極左派に関しては、彼らは古いセクト主義の悪霊に再びとりつかれた。自由連帯党(ODP)委員長ウフク・ウラス同志が描いた同党敗北のバランスシートは厳しいものであるが、理性的で正当なものである。自由連帯党(ODP)は権威主義的な中央幹部間の三年間にわたる内部論争により麻痺し、分裂と現実から切り離された論争によって意気消沈し、最終的には複数のセクト主義的グループに分裂して信頼と魅力を失い、初期の複数主義的プロジェクトが高めた希望を失った。しかし、極左の複数グループのほとんどのリーダーたちは、事態の深刻さを自覚さえしておらず、「マルクス主義の長老」や「古い闘士」の伝説に囲まれて自分たちの小さなグループの中で大きな顔をしていたいように見える。

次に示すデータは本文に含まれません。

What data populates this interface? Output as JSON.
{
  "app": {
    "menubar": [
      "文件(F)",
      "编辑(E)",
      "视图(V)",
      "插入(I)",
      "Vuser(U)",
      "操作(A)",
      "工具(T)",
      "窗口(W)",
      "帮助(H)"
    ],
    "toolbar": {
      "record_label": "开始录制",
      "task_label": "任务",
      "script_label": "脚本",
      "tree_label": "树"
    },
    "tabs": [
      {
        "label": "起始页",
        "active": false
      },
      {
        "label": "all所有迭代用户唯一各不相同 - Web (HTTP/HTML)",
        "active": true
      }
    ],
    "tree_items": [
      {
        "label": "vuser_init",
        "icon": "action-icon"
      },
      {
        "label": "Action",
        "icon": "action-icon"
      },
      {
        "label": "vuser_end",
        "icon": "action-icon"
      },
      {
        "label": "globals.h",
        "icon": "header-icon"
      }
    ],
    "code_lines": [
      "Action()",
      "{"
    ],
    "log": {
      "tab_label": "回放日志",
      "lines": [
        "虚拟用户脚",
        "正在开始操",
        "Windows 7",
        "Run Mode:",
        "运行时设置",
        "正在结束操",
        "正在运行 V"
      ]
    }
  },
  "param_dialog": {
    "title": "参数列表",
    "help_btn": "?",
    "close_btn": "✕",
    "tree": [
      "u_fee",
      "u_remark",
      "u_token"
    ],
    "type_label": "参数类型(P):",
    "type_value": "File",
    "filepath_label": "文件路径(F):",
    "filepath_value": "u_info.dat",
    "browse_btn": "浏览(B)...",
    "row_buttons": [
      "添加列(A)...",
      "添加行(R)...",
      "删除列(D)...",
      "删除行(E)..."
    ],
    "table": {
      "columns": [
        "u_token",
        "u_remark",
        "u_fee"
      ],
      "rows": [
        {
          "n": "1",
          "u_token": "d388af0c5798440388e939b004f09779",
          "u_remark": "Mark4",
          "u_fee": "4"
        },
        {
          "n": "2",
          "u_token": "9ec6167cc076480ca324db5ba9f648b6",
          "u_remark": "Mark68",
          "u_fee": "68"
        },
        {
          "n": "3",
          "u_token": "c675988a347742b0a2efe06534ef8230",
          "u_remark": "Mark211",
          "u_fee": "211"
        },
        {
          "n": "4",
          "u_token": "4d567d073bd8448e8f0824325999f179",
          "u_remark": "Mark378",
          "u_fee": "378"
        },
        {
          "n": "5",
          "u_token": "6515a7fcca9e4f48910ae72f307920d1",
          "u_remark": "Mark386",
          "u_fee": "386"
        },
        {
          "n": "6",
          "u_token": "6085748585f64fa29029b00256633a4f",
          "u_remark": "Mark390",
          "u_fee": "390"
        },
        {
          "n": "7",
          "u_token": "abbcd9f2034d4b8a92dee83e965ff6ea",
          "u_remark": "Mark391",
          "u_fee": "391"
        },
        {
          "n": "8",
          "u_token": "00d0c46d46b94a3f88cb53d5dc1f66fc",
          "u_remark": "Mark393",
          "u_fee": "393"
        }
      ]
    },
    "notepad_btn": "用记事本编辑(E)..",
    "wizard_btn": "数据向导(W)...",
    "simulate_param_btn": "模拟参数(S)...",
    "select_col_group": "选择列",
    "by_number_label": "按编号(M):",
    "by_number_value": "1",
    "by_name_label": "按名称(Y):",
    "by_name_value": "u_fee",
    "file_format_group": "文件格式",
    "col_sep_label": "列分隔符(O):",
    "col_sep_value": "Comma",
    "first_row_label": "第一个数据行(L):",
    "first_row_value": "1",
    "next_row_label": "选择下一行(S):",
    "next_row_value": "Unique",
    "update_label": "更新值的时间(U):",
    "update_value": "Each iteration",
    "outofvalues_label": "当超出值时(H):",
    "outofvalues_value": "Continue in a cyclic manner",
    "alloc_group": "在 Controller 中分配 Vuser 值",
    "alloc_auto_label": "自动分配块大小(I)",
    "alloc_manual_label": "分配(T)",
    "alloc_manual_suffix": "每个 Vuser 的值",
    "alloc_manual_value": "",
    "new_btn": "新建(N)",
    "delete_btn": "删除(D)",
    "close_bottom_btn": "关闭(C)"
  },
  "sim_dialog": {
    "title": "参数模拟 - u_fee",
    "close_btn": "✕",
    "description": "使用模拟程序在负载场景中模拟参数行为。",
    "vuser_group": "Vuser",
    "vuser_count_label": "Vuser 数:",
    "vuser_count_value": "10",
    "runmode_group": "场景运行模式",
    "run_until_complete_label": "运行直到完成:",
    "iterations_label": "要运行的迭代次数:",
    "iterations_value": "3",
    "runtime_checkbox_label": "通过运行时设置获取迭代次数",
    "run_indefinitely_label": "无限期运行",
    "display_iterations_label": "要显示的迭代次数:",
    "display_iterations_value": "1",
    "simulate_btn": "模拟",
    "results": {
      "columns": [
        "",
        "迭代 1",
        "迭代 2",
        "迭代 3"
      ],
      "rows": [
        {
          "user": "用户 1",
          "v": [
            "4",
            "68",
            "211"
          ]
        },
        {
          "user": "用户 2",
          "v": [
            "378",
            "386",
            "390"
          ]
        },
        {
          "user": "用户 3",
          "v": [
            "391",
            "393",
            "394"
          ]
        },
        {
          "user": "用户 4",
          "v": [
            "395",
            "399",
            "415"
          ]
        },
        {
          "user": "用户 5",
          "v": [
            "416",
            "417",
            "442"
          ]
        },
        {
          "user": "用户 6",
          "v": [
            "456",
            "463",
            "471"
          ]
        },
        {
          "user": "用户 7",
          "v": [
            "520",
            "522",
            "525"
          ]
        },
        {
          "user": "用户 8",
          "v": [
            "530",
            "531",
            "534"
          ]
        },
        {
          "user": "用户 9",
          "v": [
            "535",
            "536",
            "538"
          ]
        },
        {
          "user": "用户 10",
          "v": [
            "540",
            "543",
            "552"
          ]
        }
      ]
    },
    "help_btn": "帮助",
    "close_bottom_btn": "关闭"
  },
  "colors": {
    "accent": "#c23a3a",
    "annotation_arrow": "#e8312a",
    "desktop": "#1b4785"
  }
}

右翼と左翼におけるこのような政治的真空状態の中で、もし公正発展党が状況を改善することに少しでも成功すれば、公正発展党は次の選挙でも前進を続け、右と左へ拡大するだろう。言い換えると、奇跡など起こらなくても、すべての前任者たちがしたような大きな誤りを何回も犯したり、すぐに期待を裏切るようなことをしないだけで十分なのである。公正発展党は、一九五〇年代のDP(民主党)や一九六〇年代のAP(正義党)(両党とも得票率五〇%以上)や、一九八〇年代のANAP(得票率四五%)のようなトルコ右派の大衆政党として自己を確立できるだろう。
この国は、わずか一年半前には、わずかな改善でも「奇跡」のように感じられ、困窮した人々から歓迎されるような、経済的破局の中にあった。それだけでなく、前の政府が調合したIMFの苦い薬を与えられているので、前の「ウルトラ新自由主義者」たちに比べれば、公正発展党政府は最近二十年間で最も「社会的」に見えないこともないのである。
官僚的無秩序、腐敗と浪費は、公共財政の膨大な荒廃を作り出した。国家機構の混乱は慢性的な非能率の想像を絶するレベルに達している。公務員は入れ替わる党派と不安定な連立によって困惑させられてきた。連立諸党の取り引きを伴わない官職の任命はほとんどなかった。ビジネスは多くの場合、ワイロの予算が三倍必要であった。異なる党に従う三人の別々の大臣や高官の官僚的車輪に「油を差す」必要があったためである。したがって、「行政的効率」の単純な改善は真の革命のように見え、大きな財政的節約を実現する可能性がある。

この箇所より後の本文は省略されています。